Die Formel anders denken ist für das Anliegen dieses Buches aber noch in einer anderen Weise kennzeichnend. Denn Foucaults Charakterisierung seines Schreibens stellt zugleich auch eine verdichtete Schilderung dessen dar, was im Folgenden transformatorische Bildung genannt und als entscheidendes Moment von Bildungsprozessen verstanden wird. Denn Bildung im Sinne des hier vorzustellenden Konzepts kann ebenfalls als ein Prozess der Erfahrung beschrieben werden, aus dem ein Subjekt »verändert hervorgeht« – mit dem Unterschied, dass dieser Veränderungsvorgang nicht nur das Denken, sondern das gesamte Verhältnis des Subjekts zur Welt, zu anderen und zu sich selber betrifft. Der Titel des Buches besagt also, dass damit nicht nur vorgeschlagen wird, den Bildungsbegriff anders zu denken als bisher, sondern auch, das Bildungsgeschehen selbst als ein Andersdenken oder Anderswerden zu begreifen.

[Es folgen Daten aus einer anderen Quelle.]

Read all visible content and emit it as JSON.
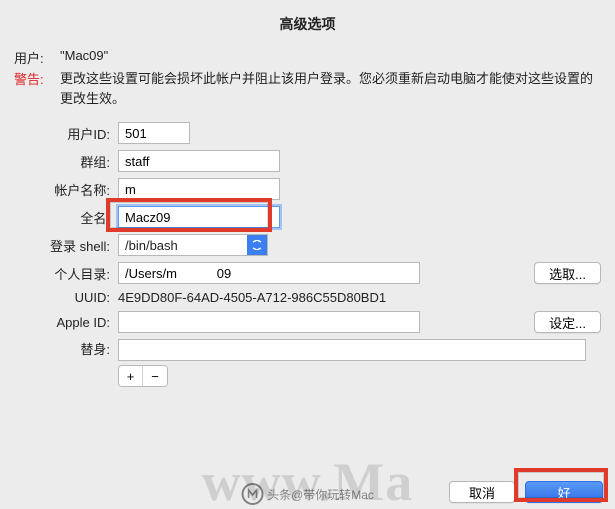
{
  "title": "高级选项",
  "user": {
    "label": "用户:",
    "value": "\"Mac09\""
  },
  "warning": {
    "label": "警告:",
    "text": "更改这些设置可能会损坏此帐户并阻止该用户登录。您必须重新启动电脑才能使对这些设置的更改生效。"
  },
  "fields": {
    "userid": {
      "label": "用户ID:",
      "value": "501"
    },
    "group": {
      "label": "群组:",
      "value": "staff"
    },
    "account": {
      "label": "帐户名称:",
      "value": "m"
    },
    "fullname": {
      "label": "全名:",
      "value": "Macz09"
    },
    "shell": {
      "label": "登录 shell:",
      "value": "/bin/bash"
    },
    "home": {
      "label": "个人目录:",
      "value": "/Users/m           09",
      "button": "选取..."
    },
    "uuid": {
      "label": "UUID:",
      "value": "4E9DD80F-64AD-4505-A712-986C55D80BD1"
    },
    "appleid": {
      "label": "Apple ID:",
      "value": "",
      "button": "设定..."
    },
    "aliases": {
      "label": "替身:",
      "value": ""
    }
  },
  "plusminus": {
    "add": "+",
    "remove": "−"
  },
  "footer": {
    "cancel": "取消",
    "ok": "好"
  },
  "watermark": "www.Ma",
  "toutiao": "头条@带你玩转Mac"
}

In dieser Einleitung soll versucht werden, diesen Grundgedanken ausgehend von der klassischen Fassung des Bildungsgedankens bei Wilhelm von Humboldt zu entfalten und dabei zugleich die Anknüpfungspunkte an sowie die Unterschiede zur bildungstheoretischen Tradition zu markieren. Zu diesem Zweck wird zunächst (1.) die Funktion des Bildungsbegriffs in der erziehungswissenschaftlichen Diskussion erläutert, um dann (2.) die klassische Fassung zu skizzieren, die Humboldt diesem Begriff gegeben hat, und dieser Fassung schließlich (3.) das Konzept transformatorischer Bildungsprozesse gegenüberzustellen, das im Zentrum dieses Buches stehen wird.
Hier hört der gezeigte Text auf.